Unbestritten darf derjenige, der ein Produkt über das Internet vertreibt, in den Metatags die entsprechenden markenrechtlich geschützten Bezeichnungen verwenden. Dies folgt aus § 24 Abs. 1 Markengesetz. Wer mit Zustimmung des Markeninhabers eine Ware weiterverkauft, darf mit dem Markennamen auch werben.

Wie aber sieht es aus, wenn die Metatags nur Kunden anlocken sollen, damit sie ein Produkt des Wettbewerbers kaufen sollen?

Der Streit darüber besteht schon lange.
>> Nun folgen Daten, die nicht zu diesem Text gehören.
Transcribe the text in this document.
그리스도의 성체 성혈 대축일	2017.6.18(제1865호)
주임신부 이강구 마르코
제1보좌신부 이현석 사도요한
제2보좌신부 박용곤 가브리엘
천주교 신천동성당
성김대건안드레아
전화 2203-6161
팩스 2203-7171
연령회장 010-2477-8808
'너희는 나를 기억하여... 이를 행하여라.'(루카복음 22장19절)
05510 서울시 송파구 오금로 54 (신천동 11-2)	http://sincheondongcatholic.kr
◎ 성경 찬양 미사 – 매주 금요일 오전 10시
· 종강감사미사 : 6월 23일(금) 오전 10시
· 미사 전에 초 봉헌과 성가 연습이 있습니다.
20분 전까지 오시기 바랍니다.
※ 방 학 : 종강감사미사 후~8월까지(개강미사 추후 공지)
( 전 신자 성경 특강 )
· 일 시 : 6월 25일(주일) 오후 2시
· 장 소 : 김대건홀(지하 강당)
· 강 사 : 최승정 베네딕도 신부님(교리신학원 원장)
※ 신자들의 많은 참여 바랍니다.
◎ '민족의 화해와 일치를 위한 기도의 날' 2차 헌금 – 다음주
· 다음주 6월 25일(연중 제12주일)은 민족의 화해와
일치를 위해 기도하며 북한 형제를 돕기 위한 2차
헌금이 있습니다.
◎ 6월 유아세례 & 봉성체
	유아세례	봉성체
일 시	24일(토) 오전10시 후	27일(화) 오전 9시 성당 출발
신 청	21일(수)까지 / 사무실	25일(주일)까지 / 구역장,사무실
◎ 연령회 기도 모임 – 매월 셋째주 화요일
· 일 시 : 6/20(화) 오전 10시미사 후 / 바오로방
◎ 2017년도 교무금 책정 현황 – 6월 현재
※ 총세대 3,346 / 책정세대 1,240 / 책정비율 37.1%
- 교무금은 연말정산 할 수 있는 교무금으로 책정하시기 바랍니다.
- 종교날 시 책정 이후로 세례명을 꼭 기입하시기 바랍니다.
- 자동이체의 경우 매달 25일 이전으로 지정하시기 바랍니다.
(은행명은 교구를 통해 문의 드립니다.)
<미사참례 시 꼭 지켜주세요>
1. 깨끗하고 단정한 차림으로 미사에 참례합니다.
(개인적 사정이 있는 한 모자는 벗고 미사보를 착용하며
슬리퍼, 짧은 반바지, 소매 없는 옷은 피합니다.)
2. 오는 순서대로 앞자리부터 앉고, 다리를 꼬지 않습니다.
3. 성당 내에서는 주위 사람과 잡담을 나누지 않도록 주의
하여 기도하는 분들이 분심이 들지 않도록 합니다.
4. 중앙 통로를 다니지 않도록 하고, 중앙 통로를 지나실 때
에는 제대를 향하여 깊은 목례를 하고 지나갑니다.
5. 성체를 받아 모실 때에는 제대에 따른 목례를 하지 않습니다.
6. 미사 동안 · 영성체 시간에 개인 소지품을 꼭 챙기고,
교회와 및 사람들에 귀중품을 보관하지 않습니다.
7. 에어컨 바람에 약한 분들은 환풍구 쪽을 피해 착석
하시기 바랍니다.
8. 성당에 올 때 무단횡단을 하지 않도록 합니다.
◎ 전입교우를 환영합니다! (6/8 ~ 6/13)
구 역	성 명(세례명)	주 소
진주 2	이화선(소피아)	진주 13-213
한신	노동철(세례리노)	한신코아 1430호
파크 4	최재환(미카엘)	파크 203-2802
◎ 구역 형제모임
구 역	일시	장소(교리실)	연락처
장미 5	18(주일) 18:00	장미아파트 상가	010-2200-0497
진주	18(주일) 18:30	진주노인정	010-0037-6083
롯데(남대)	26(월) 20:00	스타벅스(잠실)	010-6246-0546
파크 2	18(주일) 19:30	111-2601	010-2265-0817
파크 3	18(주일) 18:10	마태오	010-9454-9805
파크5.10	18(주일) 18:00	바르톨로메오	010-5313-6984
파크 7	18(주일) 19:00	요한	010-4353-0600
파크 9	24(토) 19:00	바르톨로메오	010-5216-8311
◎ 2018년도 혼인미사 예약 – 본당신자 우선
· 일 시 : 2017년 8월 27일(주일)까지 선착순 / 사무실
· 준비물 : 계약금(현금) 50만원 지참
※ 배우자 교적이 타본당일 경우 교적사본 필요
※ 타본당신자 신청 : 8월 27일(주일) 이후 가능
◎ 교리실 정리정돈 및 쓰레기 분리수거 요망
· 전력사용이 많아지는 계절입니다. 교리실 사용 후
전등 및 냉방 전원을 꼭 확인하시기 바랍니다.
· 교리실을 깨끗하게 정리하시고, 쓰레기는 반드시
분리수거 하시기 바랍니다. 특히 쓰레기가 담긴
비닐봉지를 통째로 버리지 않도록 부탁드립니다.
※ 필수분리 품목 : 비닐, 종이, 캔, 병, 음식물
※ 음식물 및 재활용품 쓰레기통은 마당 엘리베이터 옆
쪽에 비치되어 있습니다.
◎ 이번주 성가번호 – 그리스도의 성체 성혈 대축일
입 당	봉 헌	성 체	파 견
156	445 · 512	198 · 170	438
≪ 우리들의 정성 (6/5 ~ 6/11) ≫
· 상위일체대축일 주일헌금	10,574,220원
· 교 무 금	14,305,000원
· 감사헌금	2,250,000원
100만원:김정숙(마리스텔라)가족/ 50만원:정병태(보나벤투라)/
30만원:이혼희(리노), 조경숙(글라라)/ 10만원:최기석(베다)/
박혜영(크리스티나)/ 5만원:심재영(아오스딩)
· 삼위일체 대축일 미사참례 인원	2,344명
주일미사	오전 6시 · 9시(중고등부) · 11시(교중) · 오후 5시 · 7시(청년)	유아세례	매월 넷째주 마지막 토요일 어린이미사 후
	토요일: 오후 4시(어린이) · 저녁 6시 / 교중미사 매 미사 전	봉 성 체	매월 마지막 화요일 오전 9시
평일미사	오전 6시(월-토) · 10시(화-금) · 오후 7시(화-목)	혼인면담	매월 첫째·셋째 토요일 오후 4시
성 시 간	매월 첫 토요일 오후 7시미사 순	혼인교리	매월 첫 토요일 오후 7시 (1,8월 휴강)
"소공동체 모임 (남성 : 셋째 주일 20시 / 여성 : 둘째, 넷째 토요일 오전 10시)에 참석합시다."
Das OLG Frankfurt hat hierzu eine Entscheidung hinzugefügt, die in die richtige Richtung weist. Mit Beschluss vom 31.03.2014 (Az. 6W 12/14) entschied das OLG, es sei unzulässig, „mit Hilfe der Metatags oder des Titels Verbraucher auf eine Internetseite zu locken, um damit den Verkauf der eigenen Produkte zu fördern.“

In gleicher Weise hat sich das OLG Köln in zwei Entscheidungen dem Beschluss des OLG Frankfurt angeschlossen (18 W 44/14 und 18 W 45/14, jeweils vom 23.07.2014).